José Manuel Costa põe as coisas nestes termos: “É como se uma cantarinha dos namorados caísse ao chão e se partisse. Ainda não sabemos que bocadinhos vão dar para aproveitar”. O comentário surge ao fim de uma conversa sobre o que vai restar do movimento folclórico do concelho quando a “normalidade” se voltar a “impor”. É que há, neste momento, dezenas de salas de ensaio despidas de movimento; instrumentos sem uso; trajes e adornos dobrados e guardados em armários. O que neste momento preocupa vários grupos a norte do concelho é se os componentes os vão tirar de novo do guarda-fatos.

O presidente do Grupo Folclórico da Casa do Povo de Briteiros, José Manuel Costa, assinala que, desde o primeiro confinamento, de março até este mês, “os membros da direção encontraram-se de vez em quando para tomar alguma decisão, mas o contacto com as pessoas esvaziou-se por completo”. Cenário semelhante ao de outras coletividades a norte do concelho. O mesmo medo e inquietação: e se não der para aproveitar o que sobrou da cantarinha?

A apreensão espalha-se “de norte a sul”, garante José Manuel. Num dos grupos folclóricos mais antigos do concelho, em Souto, a sala de ensaios está agora convertida numa espécie de arrecadação: cadeiras empilhadas, mesas, barris, uma mesa de matraquilhos. O espaço aquecia todos os sábados com o “folclore violento” característico “dos grupos de Guimarães”. Vítor Macedo, presidente da assembleia, componente, dançadeiro e “um apaixonado pelo folclore” explica o termo “violento”: “É que nós vemos a maneira de dançar dos grupos de Coimbra, da Maia (aqui a poucos quilómetros) e reparamos que aqui é mais aguerrido”. Há o contacto, há o arfar, há algazarra e também há os fluídos, como o suor, sacudidos a cada movimento brusco.
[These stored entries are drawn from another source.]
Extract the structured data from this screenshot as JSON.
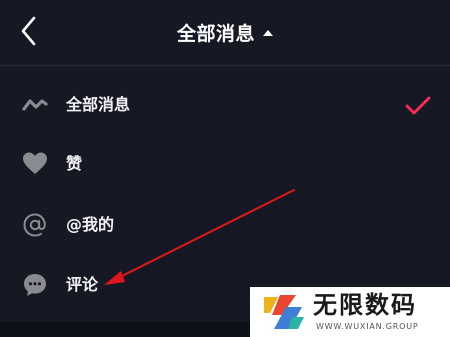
{
  "header": {
    "title": "全部消息",
    "back_icon": "chevron-left-icon",
    "caret_icon": "caret-up-icon"
  },
  "menu": {
    "items": [
      {
        "label": "全部消息",
        "icon": "wave-icon",
        "selected": true
      },
      {
        "label": "赞",
        "icon": "heart-icon",
        "selected": false
      },
      {
        "label": "@我的",
        "icon": "at-icon",
        "selected": false
      },
      {
        "label": "评论",
        "icon": "comment-icon",
        "selected": false
      }
    ],
    "selected_icon": "check-icon"
  },
  "annotation": {
    "arrow_color": "#e0161b"
  },
  "watermark": {
    "title": "无限数码",
    "subtitle": "WWW.WUXIAN.GROUP"
  },
  "colors": {
    "background": "#161823",
    "accent": "#fe2c55",
    "icon_gray": "#8a8b91"
  }
}
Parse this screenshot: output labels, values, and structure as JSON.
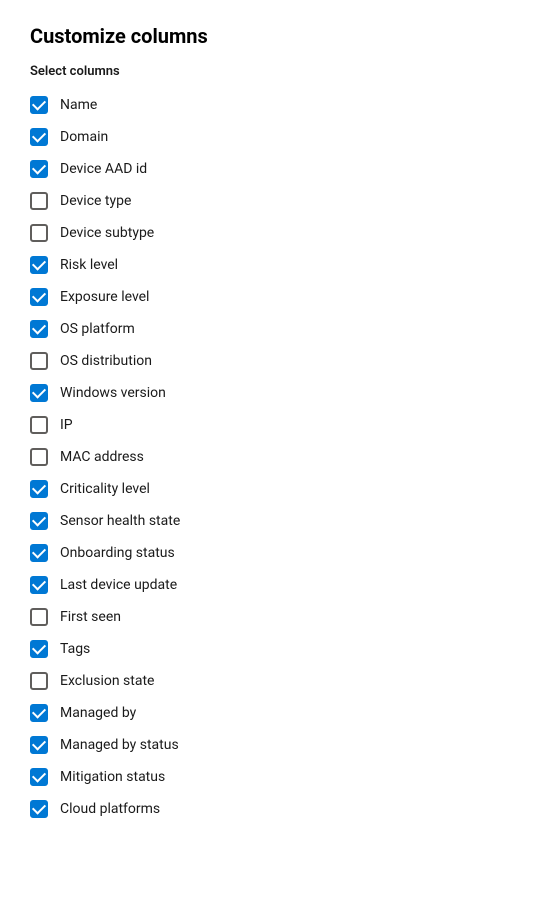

Características que tornam o folclore "impraticável" e que fazem com que palanques como o do Grupo Folclórico de Souto não recebam visitas dos componentes desde março de 2020.

A máscara não dá com este traje

A máscara não dá com este traje

Vítor Macedo e José Martins, presidente deste grupo formado em 1959, conversam com o Reflexo na sede de um coletivo que sempre foi sinónimo de proximidade e partilha. As estantes do pequeno escritório guardam memórias dos tempos em que Domingos Macedo cria o Grupo Popular dos Camponeses de Souto – “já com intenção de o transformar em Grupo Folclórico”, pontua Vítor. Para as paredes preenchidas com flâmulas de outras coletividades, de norte a sul, olha-se com saudade. Há, no entanto, esperança. “Para já não transparece desmotivação”, enquadra o dirigente. Dos 50 componentes, há jovens com vontade de regressar. “Não nos transparece nenhuma desmotivação por parte deles. A gente conversa, e alguns até dizem: ‘Nunca pensei que tivesse saudades de dançar em cima de um palco, quando voltarmos vamos fazer uma festa’”. No entanto, ainda há “receio” por parte de alguns membros. O Grupo, à imagem de outros, teve, ao longo do último ano, reuniões com a Federação de Folclore Português (FFP) e Associação de Folclore e Etnografia de Guimarães.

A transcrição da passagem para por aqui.